Although a low number of patients were included in this study, the results tended to be in favour of the DIEP flap breast reconstructions due to the better aesthetic outcome. Superior aesthetic outcome in autologous reconstruction compared with implant-based reconstructions has been reported previously [Citation21–23]. The difference in aesthetic outcome between the reconstruction methods may increase with time as autologous reconstructions tend to be stable over time, unlike implants. Thus, other treatments and patient characteristics may influence the aesthetic outcome. Radiation therapy had a negative effect on the overall aesthetic outcome in a study by Huis et al. [Citation6]. In addition, higher BMI and reoperations due to complications have also been reported to negatively affect aesthetics [Citation21]. An in-depth review of our study material supports these results as some of the patients with low overall aesthetic outcome had been through reoperations due to complications, and in one case had a large increase in BMI. However, these associations must be confirmed in a larger body of material.
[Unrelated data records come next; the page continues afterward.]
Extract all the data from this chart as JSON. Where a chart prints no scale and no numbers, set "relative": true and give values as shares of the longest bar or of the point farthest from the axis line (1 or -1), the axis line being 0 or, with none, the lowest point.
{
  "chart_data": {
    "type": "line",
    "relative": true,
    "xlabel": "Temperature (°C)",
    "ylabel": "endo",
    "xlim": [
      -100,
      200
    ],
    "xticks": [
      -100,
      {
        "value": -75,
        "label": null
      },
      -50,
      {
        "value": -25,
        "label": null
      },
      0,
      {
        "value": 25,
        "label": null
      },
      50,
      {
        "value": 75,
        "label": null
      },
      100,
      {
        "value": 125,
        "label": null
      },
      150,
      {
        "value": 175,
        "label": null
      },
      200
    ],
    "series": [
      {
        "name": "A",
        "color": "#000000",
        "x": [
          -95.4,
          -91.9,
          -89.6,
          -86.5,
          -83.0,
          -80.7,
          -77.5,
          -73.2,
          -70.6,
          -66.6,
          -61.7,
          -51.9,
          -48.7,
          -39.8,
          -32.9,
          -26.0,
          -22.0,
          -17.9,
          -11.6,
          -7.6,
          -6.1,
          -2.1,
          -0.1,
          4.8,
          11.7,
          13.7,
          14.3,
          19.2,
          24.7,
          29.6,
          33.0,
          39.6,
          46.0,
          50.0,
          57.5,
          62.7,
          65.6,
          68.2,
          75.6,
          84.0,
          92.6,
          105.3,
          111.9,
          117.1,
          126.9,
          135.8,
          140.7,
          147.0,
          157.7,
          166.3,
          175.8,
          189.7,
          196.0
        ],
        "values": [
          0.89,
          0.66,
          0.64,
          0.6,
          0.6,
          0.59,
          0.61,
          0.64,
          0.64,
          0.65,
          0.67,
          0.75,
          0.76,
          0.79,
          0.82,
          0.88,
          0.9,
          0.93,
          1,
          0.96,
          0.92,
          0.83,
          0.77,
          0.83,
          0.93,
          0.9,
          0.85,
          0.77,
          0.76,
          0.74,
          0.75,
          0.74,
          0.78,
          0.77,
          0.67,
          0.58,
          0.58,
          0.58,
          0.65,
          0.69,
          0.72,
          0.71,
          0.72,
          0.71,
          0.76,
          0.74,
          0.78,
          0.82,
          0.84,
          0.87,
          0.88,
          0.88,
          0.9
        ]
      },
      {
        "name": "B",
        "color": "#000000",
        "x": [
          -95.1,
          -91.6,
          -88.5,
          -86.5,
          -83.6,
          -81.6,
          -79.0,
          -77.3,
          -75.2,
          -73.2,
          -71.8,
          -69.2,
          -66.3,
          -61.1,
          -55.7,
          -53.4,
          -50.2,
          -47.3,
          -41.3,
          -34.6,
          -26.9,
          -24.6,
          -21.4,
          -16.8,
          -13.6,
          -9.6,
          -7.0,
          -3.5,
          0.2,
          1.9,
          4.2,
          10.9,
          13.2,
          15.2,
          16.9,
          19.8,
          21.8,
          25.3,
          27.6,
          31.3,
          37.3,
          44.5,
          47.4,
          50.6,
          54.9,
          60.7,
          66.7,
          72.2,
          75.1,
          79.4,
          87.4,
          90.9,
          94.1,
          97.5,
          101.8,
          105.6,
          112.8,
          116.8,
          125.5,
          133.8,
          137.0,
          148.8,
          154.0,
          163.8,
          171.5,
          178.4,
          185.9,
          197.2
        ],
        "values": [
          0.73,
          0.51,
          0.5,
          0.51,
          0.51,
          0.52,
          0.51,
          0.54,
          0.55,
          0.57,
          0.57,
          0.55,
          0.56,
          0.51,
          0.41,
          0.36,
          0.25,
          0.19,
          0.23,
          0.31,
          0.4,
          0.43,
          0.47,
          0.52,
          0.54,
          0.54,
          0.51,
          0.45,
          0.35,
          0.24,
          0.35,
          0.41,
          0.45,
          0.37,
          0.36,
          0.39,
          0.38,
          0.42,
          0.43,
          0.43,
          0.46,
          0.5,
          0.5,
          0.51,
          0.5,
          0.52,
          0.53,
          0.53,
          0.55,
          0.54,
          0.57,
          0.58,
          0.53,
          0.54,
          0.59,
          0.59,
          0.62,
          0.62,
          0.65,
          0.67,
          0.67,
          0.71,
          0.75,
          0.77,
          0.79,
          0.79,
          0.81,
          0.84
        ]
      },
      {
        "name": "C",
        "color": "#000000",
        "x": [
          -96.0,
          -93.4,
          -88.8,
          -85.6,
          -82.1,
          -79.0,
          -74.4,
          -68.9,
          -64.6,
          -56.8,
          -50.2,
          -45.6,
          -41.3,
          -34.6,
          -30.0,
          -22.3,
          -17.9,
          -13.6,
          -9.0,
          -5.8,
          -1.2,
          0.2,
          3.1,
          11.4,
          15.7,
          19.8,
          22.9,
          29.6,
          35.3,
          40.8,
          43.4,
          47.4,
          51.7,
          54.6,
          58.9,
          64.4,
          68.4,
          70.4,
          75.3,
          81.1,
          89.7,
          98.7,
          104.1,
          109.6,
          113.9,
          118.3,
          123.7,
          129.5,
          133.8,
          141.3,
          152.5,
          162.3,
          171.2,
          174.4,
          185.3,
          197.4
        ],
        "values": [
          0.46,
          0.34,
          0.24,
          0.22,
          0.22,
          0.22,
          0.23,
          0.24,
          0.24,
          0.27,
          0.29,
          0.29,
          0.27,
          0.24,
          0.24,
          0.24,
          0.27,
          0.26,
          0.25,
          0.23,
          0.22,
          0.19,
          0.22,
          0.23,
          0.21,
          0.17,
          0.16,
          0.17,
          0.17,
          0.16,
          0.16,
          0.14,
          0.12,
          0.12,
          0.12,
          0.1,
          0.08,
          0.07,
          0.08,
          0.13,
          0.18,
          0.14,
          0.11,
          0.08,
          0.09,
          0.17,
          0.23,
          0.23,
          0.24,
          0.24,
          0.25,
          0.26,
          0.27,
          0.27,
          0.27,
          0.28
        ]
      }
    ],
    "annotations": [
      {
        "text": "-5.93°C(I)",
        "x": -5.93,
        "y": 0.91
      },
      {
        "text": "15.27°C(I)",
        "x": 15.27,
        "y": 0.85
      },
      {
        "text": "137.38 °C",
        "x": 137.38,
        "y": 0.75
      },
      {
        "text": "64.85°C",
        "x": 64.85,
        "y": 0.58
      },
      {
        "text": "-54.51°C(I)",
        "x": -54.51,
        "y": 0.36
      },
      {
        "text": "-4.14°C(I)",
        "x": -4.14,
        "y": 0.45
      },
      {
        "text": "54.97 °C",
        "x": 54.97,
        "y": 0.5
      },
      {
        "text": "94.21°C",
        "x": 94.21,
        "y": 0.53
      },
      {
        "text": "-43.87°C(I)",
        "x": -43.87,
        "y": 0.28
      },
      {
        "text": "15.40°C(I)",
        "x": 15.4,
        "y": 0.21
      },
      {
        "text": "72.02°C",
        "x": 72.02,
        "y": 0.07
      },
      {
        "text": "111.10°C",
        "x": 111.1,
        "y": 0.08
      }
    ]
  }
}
In concordance with previous studies, we acknowledge that the use of an assessment scale for aesthetic evaluation of breast reconstructions is time-consuming. To facilitate a high number of participating panellists, we used REDcap, which provided a more flexible way to evaluate the photos. Although there is a considerable advantage to using an electronic platform that can be accessed easily, a drawback is the possible influence of external factors. Strengths of this study are that the patients were randomised to breast reconstruction with an EP or a DIEP flap and that they were included consecutively. The panels were blinded to the reconstruction method and all reconstructions were assessed twice; in 2D and 3D format. The long follow-up time provided evaluation of breast reconstructions that were somewhat stable in their appearances. A weakness of the study is that the reliability analysis for the patient panel was based on different photos to those used with the expert and layman panels. The low number of patients included in this study is another weakness. Moreover, it is important to consider the drawback of not being able to rotate the 3D photos. This feature may have led to different results.

Conclusion

The result from this study suggested that continued use of the assessment scale in breast reconstructions could be recommended. A possible value of assessing scar appearance with photos in 3D format was found. A comparison between clinical assessments in the outpatient clinic and assessment of 3D photos is yet to be performed.

Acknowledgement

The authors are very grateful to the medical photographer Magnus Nilsson and to the panellists for their contributions to this study.

Disclosure statement

No potential conflict of interest was reported by the author(s).